Kata-katanya meluncur seperti pisau halus. Rora tidak tahu harus merespons seperti apa. Apakah dia harus bersyukur memiliki kakak seprotektif itu, atau merasa terkekang?

---

Hari-hari berlalu cepat. PINKPUNK semakin populer, terutama karena penampilan unik Rora yang jadi pusat perhatian di kalangan penggemar internasional. Videonya yang menyanyi bagian bridge sambil tersenyum manis viral di TikTok. Fanbase-nya tumbuh pesat.

Namun, popularitas itu juga mendatangkan perhatian lain.

Seorang trainee laki-laki dari agensi yang sama mulai menunjukkan ketertarikan. Namanya Jaehyun, dari boy group yang akan debut sebentar lagi. Dia sering menyapa Rora di lorong, bahkan diam-diam mengiriminya pesan lewat Weverse DM.

Rora sebenarnya tak berpikir macam-macam, tapi semua berubah saat Pharita tanpa sengaja menemukan isi pesannya.

Suatu malam, Rora meninggalkan ponselnya di ruang makan dorm saat ke kamar mandi. Pharita yang sedang mencari charger melihat ponsel itu menyala—layar menunjukkan notifikasi pesan baru dari "JH".

Pharita membuka pesan itu. Isinya singkat:

"Sukses buat music bank besok. Kalau sempat, mampir ke ruang latihanku ya. Aku pengen ngobrol :) "

Pharita diam beberapa detik. Napasnya naik-turun tak beraturan. Lalu ia letakkan ponsel itu kembali tanpa suara.

Malam itu, Rora mendapati Pharita sudah tidur lebih awal dari biasanya. Tapi tatapannya esok paginya dingin. Lebih dingin dari AC ruang latihan.

---

Di Music Bank keesokan harinya, jadwal mereka padat. Tapi Rora heran ketika Jaehyun tak muncul di lorong seperti biasanya.

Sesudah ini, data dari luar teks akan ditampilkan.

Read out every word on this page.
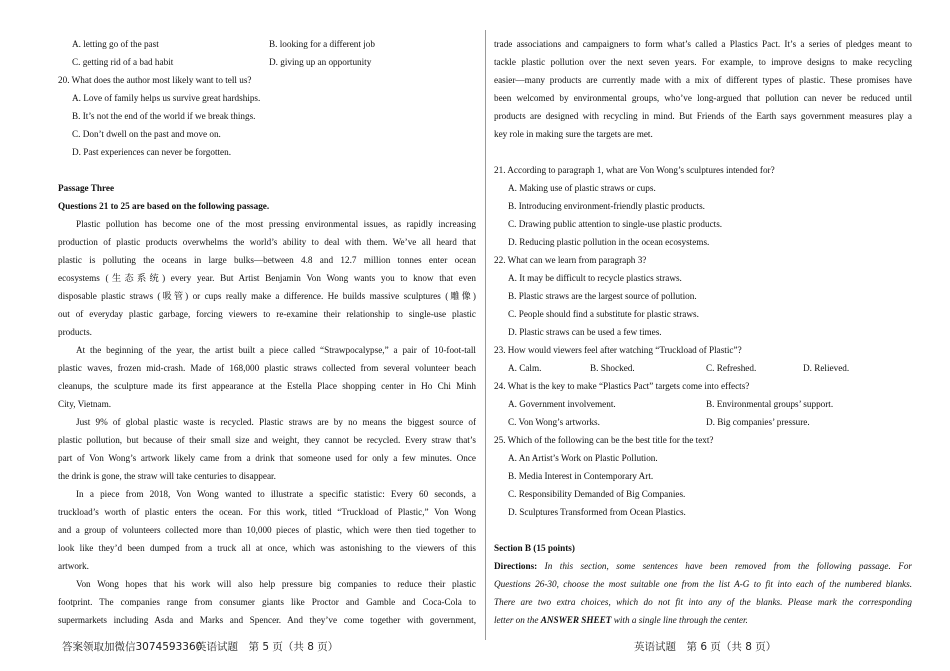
A. letting go of the past	B. looking for a different job
C. getting rid of a bad habit	D. giving up an opportunity
20. What does the author most likely want to tell us?
A. Love of family helps us survive great hardships.
B. It’s not the end of the world if we break things.
C. Don’t dwell on the past and move on.
D. Past experiences can never be forgotten.
Passage Three
Questions 21 to 25 are based on the following passage.
Plastic pollution has become one of the most pressing environmental issues, as rapidly increasing
production of plastic products overwhelms the world’s ability to deal with them. We’ve all heard that
plastic is polluting the oceans in large bulks—between 4.8 and 12.7 million tonnes enter ocean
ecosystems (生态系统) every year. But Artist Benjamin Von Wong wants you to know that even
disposable plastic straws (吸管) or cups really make a difference. He builds massive sculptures (雕像)
out of everyday plastic garbage, forcing viewers to re-examine their relationship to single-use plastic
products.
At the beginning of the year, the artist built a piece called “Strawpocalypse,” a pair of 10-foot-tall
plastic waves, frozen mid-crash. Made of 168,000 plastic straws collected from several volunteer beach
cleanups, the sculpture made its first appearance at the Estella Place shopping center in Ho Chi Minh
City, Vietnam.
Just 9% of global plastic waste is recycled. Plastic straws are by no means the biggest source of
plastic pollution, but because of their small size and weight, they cannot be recycled. Every straw that’s
part of Von Wong’s artwork likely came from a drink that someone used for only a few minutes. Once
the drink is gone, the straw will take centuries to disappear.
In a piece from 2018, Von Wong wanted to illustrate a specific statistic: Every 60 seconds, a
truckload’s worth of plastic enters the ocean. For this work, titled “Truckload of Plastic,” Von Wong
and a group of volunteers collected more than 10,000 pieces of plastic, which were then tied together to
look like they’d been dumped from a truck all at once, which was astonishing to the viewers of this
artwork.
Von Wong hopes that his work will also help pressure big companies to reduce their plastic
footprint. The companies range from consumer giants like Proctor and Gamble and Coca-Cola to
supermarkets including Asda and Marks and Spencer. And they’ve come together with government,
答案领取加微信3074593360
英语试题　第 5 页（共 8 页）
trade associations and campaigners to form what’s called a Plastics Pact. It’s a series of pledges meant to
tackle plastic pollution over the next seven years. For example, to improve designs to make recycling
easier—many products are currently made with a mix of different types of plastic. These promises have
been welcomed by environmental groups, who’ve long-argued that pollution can never be reduced until
products are designed with recycling in mind. But Friends of the Earth says government measures play a
key role in making sure the targets are met.
21. According to paragraph 1, what are Von Wong’s sculptures intended for?
A. Making use of plastic straws or cups.
B. Introducing environment-friendly plastic products.
C. Drawing public attention to single-use plastic products.
D. Reducing plastic pollution in the ocean ecosystems.
22. What can we learn from paragraph 3?
A. It may be difficult to recycle plastics straws.
B. Plastic straws are the largest source of pollution.
C. People should find a substitute for plastic straws.
D. Plastic straws can be used a few times.
23. How would viewers feel after watching “Truckload of Plastic”?
A. Calm.	B. Shocked.	C. Refreshed.	D. Relieved.
24. What is the key to make “Plastics Pact” targets come into effects?
A. Government involvement.	B. Environmental groups’ support.
C. Von Wong’s artworks.	D. Big companies’ pressure.
25. Which of the following can be the best title for the text?
A. An Artist’s Work on Plastic Pollution.
B. Media Interest in Contemporary Art.
C. Responsibility Demanded of Big Companies.
D. Sculptures Transformed from Ocean Plastics.
Section B (15 points)
Directions: In this section, some sentences have been removed from the following passage. For
Questions 26-30, choose the most suitable one from the list A-G to fit into each of the numbered blanks.
There are two extra choices, which do not fit into any of the blanks. Please mark the corresponding
letter on the ANSWER SHEET with a single line through the center.
英语试题　第 6 页（共 8 页）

Baru beberapa hari kemudian, Rora tahu dari salah satu staff bahwa Jaehyun menerima peringatan keras dari manajernya karena diduga “mendekati artis perempuan saat jadwal”.

Rora langsung tahu.

Di dorm malam itu, ia menghampiri Pharita yang sedang menyusun peralatan makeup-nya.

“Kak,” katanya pelan.

Pharita tidak menoleh. “Hmm?”

“Kakak bilang sesuatu ke manajernya Jaehyun?”

Pharita berhenti. Tangannya masih memegang kuas makeup.

“Kakak cuma bilang kakak nggak suka kalau ada orang asing terlalu dekat sama adikku.”

“Dia bukan asing. Dia temanku” Rora membalas, suaranya mulai naik. “Kakak nggak bisa kayak gini terus.”

Pharita menoleh perlahan. Tatapannya menusuk.

“Kamu nggak ngerti, Dain. Kakak udah lihat terlalu banyak orang terjatuh karena percaya sama orang yang salah. Kamu... masih polos. Kamu terlalu baik buat dunia ini.”

“Lalu apa? Kakak mau aku cuma bicara sama kakak? Hidup cuma untuk nyenengin kakak?” Rora hampir menangis, bukan karena marah—tapi bingung, kecewa.

Pharita bangkit dari kursi. Ia memegang kedua pundak Rora.

“Kalau itu berarti kamu tetap aman... iya. kakak rela jadi orang jahatnya.”

Rora terdiam. Dada remajanya sesak, matanya berkaca. Untuk pertama kalinya, ia merasa bahwa cinta kakaknya tidak lagi terasa nyaman. Tapi juga mengikat—seperti belenggu halus yang tidak bisa ia lepaskan.